EADS and BAE Systems are battling to save their $45 billion merger plan from the crossfire of competing interests on Monday as governments and shareholders staked out positions in talks aimed at creating the world's biggest arms firm.
EUROPE BAE/EADS - The proposed merger between BAE Systems and EADS has hit more turbulence.
Politicians in Britain, Germany, France and Spain are doing battle over how the new company will be split.
18 days after the proposal was announced a number of key obstacles remain.
Britain is one of them.
BAE is a key US defence supplier with 38,000 UK employees - UK defence analyst Robin Niblett says satisfying all interests isn't easy.
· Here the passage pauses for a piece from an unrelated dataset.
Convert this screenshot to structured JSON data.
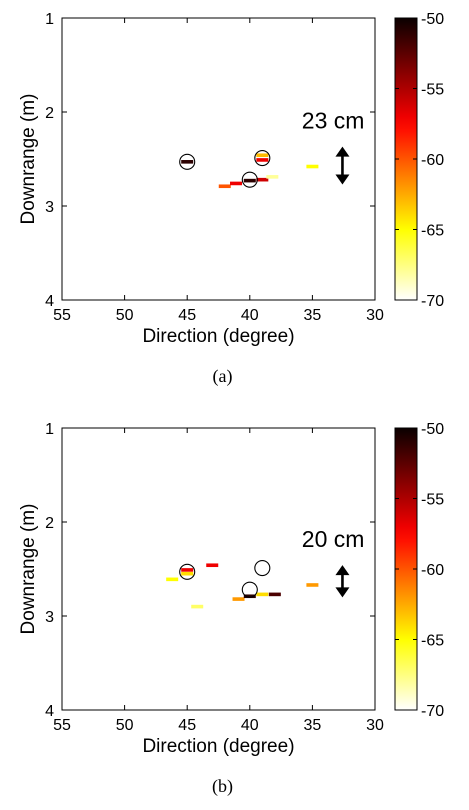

Robin Niblett, defence expert, Chatham House think tank, said:
"It's critical that the UK retains certain defence capabilities here on shore. It's also essential that BAE Systems keeps access to the U.S. defence market without cutting the shareholdings of the French and German governments those two things won't happen."
EADS' CEO, Tom Enders, has been in London trying to convince the UK the deal won't cost jobs or compromise security.
Tom Enders, CEO, EADS, said:
"We could build a company not only financially more resilient going forward but that would achieve a much stronger platform for growth."
But current shareholders have also thrown a spanner in the works.
French media group Lagardere, which owns a 7.5 percent stake in EADS, says the proposed 60:40 split is "unsatisfactory".
German auto maker Daimler, which indirectly controls almost a quarter of EADS, reportedly shares a similar view.
And EADS is yet to agree what stake the French and German governments can have in the new company.
One report suggests it could be as high as 13 and a half percent.
But the UK apparently won't accept anything above 9 percent.
The US authorities need to be convinced too and quickly.
The terms of the deal must be presented by October 10.
And EADS is also keen to halt a 16 percent share dive which has wiped 4 billion euros off the company's value since the deal was first announced.